The size of him, the steely hardness covered in silky skin, was nothing like the wood imitations she’d created over the years. “You know what I’m realizing?”
“I don’t know, but you have my full and undivided attention,” he said, groaning on a shuddery sigh when her palm caressed the plump head, then slid down to the tawny curls at the base of his sex.
“I don’t want this to be a onetime kiss.”
“Thank fucking God for that.”
She giggled and he swallowed the sound with a kiss.
“Pardon, milord.” The bedroom door closed, and they froze, then looked toward the empty doorway.
Panting, Phee asked, “Was that Kingston?”
Cal eased away enough to give her room to bend down and grab her shirt off the floor, but once the shirt was in place, he ran a hand down her arm and held her hand. Lordy, he looked delicious, all tumbled and flushed and breathing as if he’d run a race.
But his valet had proved all her fears to be valid.
“I told you I’d handle it, and I will. I promise. Trust me, Phee.”
She knew her eyes were huge, but it was hard not to worry. “You’re nearly naked, and he thinks I’m a man. Except he saw my bindings, so he might think I’m a woman. I don’t know which is worse.” She pressed a hand against her belly to quell the rolling sensation there.

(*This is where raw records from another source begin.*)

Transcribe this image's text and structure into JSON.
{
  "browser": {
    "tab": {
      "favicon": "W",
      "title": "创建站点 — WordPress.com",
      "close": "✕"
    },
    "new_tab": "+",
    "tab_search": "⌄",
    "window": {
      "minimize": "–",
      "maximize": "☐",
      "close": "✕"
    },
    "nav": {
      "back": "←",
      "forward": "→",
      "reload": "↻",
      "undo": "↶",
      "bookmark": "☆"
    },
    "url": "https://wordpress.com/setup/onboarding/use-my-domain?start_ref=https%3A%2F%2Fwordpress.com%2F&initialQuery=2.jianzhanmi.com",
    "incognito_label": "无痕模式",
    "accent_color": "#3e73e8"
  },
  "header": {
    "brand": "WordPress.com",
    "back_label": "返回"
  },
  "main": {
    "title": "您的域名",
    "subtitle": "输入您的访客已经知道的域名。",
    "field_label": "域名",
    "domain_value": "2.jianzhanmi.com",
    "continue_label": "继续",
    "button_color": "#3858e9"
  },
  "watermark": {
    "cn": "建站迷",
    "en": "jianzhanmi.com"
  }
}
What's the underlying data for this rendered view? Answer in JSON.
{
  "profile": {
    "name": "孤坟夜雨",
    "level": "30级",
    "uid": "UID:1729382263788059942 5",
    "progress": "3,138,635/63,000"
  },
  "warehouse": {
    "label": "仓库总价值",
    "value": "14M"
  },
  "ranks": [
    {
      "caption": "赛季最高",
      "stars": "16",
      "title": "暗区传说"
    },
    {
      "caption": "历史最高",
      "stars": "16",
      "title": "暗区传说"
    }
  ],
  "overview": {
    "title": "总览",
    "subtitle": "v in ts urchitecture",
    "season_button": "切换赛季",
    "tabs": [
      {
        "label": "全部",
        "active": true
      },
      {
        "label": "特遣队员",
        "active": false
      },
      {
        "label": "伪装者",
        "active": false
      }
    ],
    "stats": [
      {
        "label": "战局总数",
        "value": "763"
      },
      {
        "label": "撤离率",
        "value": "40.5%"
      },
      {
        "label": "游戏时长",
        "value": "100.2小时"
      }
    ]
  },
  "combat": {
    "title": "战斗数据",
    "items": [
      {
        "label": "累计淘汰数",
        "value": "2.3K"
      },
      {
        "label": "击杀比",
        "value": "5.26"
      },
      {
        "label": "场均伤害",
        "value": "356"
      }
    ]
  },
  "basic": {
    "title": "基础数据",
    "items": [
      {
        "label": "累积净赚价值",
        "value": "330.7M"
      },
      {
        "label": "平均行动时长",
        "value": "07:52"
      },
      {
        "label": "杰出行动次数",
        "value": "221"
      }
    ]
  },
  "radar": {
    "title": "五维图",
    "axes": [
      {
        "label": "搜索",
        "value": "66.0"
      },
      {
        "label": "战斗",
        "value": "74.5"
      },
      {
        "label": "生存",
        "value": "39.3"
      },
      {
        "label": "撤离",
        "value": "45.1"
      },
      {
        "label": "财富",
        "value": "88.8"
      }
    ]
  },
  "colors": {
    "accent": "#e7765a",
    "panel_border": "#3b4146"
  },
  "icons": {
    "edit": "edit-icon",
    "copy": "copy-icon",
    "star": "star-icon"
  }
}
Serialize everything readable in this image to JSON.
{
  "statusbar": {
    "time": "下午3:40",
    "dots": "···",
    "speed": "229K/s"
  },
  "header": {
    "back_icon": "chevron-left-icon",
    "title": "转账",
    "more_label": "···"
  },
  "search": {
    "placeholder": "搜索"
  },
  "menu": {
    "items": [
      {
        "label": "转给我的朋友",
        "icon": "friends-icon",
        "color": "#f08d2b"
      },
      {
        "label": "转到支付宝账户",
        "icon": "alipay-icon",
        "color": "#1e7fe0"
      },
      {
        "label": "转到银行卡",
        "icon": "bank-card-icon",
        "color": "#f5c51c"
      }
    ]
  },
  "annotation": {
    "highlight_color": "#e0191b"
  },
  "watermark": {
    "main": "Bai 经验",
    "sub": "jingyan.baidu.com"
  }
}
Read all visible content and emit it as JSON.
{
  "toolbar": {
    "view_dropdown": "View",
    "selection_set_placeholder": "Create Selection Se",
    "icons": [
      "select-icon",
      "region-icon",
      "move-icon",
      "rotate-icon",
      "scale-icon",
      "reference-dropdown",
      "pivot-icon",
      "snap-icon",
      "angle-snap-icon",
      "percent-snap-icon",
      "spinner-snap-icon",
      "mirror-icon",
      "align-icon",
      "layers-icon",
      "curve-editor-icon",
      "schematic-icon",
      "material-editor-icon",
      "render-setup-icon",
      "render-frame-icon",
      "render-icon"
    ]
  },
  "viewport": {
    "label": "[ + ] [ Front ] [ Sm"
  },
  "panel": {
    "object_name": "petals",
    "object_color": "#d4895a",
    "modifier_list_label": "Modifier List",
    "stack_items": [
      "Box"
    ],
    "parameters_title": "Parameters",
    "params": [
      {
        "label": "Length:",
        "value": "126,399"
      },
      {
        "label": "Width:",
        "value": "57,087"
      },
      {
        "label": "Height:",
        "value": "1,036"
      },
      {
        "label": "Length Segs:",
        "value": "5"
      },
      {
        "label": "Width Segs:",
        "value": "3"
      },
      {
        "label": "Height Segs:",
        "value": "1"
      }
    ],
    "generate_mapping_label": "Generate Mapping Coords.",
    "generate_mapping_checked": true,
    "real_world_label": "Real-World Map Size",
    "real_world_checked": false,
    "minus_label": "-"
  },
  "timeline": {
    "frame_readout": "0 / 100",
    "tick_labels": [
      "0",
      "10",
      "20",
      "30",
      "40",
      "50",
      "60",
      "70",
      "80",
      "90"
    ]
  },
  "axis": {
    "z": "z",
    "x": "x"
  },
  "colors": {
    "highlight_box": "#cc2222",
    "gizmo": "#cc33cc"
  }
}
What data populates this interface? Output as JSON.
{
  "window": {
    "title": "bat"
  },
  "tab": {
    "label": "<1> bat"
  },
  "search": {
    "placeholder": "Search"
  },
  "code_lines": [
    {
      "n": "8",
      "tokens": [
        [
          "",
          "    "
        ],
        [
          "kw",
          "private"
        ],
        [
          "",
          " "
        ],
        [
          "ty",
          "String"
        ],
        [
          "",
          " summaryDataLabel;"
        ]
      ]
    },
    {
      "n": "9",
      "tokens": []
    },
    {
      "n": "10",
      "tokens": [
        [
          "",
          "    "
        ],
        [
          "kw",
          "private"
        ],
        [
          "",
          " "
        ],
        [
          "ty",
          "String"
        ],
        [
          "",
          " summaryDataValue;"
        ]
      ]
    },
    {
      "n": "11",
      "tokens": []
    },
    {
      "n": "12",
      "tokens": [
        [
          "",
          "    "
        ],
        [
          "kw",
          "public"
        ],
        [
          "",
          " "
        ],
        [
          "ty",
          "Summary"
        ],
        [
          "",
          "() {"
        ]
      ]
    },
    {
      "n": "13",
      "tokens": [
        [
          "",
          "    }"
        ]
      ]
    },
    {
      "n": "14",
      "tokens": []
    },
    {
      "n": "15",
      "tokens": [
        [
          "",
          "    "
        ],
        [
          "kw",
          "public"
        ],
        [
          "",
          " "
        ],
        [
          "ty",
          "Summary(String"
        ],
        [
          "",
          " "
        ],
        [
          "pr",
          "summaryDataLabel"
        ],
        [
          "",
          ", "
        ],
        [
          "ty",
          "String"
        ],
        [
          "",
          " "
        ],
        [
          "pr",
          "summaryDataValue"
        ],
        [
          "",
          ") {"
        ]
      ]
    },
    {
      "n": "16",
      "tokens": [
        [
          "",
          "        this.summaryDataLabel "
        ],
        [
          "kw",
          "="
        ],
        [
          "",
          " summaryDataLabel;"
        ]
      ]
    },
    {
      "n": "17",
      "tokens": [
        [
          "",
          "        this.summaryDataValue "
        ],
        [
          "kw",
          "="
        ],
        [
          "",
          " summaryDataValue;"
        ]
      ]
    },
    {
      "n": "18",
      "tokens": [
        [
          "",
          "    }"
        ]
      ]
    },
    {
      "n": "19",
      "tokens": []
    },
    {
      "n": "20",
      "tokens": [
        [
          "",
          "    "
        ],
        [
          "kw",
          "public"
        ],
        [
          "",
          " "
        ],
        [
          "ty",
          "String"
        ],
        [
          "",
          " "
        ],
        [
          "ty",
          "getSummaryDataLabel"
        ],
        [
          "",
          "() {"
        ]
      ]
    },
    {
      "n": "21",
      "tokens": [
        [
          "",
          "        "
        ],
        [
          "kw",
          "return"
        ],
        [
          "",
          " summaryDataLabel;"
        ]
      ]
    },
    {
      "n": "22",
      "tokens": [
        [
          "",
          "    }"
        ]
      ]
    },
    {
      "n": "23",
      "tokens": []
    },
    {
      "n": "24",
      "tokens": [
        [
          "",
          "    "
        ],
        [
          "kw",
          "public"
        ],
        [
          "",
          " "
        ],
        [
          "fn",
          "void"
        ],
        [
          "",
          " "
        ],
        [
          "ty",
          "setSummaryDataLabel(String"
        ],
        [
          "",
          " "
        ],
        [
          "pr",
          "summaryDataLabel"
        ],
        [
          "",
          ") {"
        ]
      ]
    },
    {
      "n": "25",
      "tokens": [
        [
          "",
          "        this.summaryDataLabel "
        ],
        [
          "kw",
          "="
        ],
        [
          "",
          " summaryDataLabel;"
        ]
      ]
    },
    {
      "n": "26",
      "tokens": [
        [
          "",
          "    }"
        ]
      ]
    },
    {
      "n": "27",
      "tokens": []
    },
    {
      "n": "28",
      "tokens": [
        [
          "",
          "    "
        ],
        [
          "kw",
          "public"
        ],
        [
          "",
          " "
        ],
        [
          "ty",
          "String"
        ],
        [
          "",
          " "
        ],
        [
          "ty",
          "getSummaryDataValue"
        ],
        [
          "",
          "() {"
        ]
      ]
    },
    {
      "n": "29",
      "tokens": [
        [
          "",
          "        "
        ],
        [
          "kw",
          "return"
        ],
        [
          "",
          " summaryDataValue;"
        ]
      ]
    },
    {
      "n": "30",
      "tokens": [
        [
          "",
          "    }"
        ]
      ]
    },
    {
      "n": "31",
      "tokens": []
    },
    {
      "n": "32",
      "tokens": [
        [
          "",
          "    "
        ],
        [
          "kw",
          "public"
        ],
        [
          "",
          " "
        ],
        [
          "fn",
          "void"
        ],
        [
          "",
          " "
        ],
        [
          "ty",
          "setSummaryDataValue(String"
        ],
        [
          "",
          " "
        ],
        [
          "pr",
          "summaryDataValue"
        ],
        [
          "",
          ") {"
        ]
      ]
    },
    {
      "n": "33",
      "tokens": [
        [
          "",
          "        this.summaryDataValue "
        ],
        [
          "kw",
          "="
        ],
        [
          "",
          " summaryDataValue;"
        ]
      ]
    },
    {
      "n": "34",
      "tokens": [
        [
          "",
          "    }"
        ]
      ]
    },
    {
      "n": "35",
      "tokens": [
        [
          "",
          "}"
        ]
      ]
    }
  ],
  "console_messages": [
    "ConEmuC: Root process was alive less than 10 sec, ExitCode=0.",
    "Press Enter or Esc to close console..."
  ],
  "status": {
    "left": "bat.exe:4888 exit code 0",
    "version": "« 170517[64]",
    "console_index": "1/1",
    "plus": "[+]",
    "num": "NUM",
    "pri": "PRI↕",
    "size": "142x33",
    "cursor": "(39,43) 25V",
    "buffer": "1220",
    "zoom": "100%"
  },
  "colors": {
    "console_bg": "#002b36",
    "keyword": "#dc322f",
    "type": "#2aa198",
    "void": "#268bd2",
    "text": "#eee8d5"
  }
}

Cal shook his head. “Even if the staff thinks—” Some of her panic must have shown in her face, because he finished with a simple “I’ll deal with it.” He cradled her jaw and kissed her again, slowly, as if savoring her. “Because I plan to spend a lot of time kissing you, Ophelia Hardwick.”
A tap against the door made Cal mutter an expletive as he dropped a kiss on the top of her head. He cinched the tie of his banyan closed, and she darted for the door to his dressing room. In the doorway, she glanced back, and he threw her a wink.
Fine, she’d trust him. As she slipped out into the hall, she heard Cal speaking to Kingston.
Once in her room, she collapsed against the door with jelly knees while her heart thundered in her ears. Lordy.
“I don’t think we’re just friends anymore.”